Well, we know one guy who isn't going to grow old in jail: John Allen Muhammed.

Posted by: federalist | Nov 13, 2009 5:42:00 PM

Texas spends about half a billion per year on prison inmate health care, and older offenders are responsible for much of the growth in costs, for sure. The other notable source of expense are HIV+ patients, who account for about half the Texas prison pharmacy budget.

Posted by: Gritsforbreakfast | Nov 13, 2009 6:07:05 PM

HIV positive patients should be entitled to palliative care, only.

Posted by: federalist | Nov 13, 2009 6:17:16 PM

Federalist, that's even more expensive for long-timers, for whom the state must pay when the disease worsens. It may satisfy your punitive sensibility (thought probably not) but what you suggest would actually be more costly to taxpayers than providing preventive care.

Posted by: Gritsforbreakfast | Nov 13, 2009 6:57:22 PM

I have worked in this industry for 7 years and I know how it is done. This can be more simplied if you could just get someone to listening. Now is the time to do that. Yes what has been said is true to the fact. However, the cost is rising because of duplication of efforts. The federal gov is paying 3 time to process those claims. Being that the contractor is reimbursing 15% above charges and the clearinghouse audits the claim for a fee and the taxpayers pay the bill.

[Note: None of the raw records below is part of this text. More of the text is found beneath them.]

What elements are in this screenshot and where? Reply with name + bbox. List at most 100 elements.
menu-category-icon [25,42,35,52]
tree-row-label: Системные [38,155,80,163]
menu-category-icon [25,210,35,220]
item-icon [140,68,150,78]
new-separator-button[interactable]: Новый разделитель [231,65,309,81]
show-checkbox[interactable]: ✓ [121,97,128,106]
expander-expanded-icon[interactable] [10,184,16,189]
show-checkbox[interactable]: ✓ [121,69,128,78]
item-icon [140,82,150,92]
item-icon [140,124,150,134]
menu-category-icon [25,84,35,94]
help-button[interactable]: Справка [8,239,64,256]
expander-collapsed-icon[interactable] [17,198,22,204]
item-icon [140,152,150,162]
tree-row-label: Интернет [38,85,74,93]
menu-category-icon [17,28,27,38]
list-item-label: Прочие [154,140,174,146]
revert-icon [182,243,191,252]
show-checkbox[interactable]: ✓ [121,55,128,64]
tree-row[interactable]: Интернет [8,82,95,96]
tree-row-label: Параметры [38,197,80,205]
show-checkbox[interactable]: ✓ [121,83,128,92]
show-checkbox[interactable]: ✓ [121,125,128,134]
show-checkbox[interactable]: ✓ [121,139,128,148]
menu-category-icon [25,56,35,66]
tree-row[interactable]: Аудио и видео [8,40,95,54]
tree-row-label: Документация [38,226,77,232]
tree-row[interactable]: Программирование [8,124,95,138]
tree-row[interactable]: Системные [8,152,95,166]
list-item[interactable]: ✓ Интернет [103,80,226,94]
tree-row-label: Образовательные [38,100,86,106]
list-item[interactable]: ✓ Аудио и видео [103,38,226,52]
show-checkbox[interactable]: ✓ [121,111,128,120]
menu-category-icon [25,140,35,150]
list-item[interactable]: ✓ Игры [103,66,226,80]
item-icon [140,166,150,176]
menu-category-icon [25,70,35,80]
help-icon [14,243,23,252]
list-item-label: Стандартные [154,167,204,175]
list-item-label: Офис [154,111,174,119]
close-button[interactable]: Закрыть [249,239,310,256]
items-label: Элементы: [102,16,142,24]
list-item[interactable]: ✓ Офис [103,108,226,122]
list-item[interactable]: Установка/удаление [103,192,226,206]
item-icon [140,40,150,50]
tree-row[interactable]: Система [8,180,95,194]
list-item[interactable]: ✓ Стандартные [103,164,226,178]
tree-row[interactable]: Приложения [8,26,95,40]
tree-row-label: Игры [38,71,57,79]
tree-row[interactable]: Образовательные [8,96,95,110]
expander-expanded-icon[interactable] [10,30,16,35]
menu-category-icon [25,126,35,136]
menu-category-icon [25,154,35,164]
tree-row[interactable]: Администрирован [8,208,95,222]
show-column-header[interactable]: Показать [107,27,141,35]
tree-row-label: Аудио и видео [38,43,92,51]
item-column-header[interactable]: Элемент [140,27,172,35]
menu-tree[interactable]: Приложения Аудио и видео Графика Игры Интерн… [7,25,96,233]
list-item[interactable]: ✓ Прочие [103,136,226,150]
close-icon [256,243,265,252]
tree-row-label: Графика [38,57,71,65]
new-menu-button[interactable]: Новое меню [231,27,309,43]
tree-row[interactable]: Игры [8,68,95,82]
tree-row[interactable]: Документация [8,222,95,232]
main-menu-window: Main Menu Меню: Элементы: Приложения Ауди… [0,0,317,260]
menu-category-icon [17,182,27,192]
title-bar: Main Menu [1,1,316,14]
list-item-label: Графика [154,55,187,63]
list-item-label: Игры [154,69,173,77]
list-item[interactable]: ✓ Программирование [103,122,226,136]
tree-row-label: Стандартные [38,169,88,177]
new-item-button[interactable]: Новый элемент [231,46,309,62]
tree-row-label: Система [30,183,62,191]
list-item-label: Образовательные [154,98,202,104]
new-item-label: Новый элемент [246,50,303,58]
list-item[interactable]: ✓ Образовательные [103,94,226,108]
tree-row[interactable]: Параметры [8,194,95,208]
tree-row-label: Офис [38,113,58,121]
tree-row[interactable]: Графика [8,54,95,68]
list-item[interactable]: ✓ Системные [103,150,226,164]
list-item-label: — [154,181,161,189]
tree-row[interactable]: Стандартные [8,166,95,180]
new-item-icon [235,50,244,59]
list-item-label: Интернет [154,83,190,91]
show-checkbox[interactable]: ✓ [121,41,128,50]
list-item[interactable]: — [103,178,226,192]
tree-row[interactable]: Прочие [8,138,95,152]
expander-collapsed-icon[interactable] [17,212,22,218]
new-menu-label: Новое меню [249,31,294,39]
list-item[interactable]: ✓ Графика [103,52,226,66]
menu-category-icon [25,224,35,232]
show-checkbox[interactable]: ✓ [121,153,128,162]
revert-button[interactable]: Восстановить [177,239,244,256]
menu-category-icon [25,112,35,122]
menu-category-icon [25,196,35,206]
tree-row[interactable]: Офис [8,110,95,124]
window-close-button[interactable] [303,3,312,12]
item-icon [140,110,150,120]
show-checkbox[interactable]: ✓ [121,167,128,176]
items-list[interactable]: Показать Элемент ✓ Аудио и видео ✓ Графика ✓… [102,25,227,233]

Posted by: Audrey Gardner | Nov 13, 2009 9:26:27 PM

Execute them all by applying drug patches to their bodies. Then apply some patches to lawyers. Problem solved.

Posted by: IdiocracyClaus | Nov 14, 2009 12:49:33 AM

IC: You beat me to it. Thank you. Very good. But common sense has no place in a lawyer blog.

In the future, close the proposal with, To deter.

Posted by: Supremacy Claus | Nov 14, 2009 1:00:48 AM

Why don't you guys move to the Middle East and join the Taliban instead of bringing the Taliban here?

For those who think prison health care is great.

Posted by: George | Nov 14, 2009 9:14:58 AM

The American lawyer runs a tighter ship than the Taliban. Try saying a joke at work. You will be crushed. PC is the Taliban at home. Also the Taliban beats you for some infraction. Then they leave you alone. They do not consume 1000's of hours and assets as the lawyer does.

Posted by: Supremacy Claus | Nov 14, 2009 9:28:30 AM

The taxpayers would wind up paying whether this care is provided in prison or not. This will be even more true if the giganitic new health care entitlement now under consideration is passed, but with or without it, Medicare and Medicaid already pay by far the lion's share.

Posted by: Bill Otis | Nov 15, 2009 9:11:44 PM

there is a lot of things that the tax payers don't
know about the texas department of corrections.
tax payers are treated as though they are in
prison to. I'am a x-offender to. so there's a lot
more going on. you would be surprised!!!!!!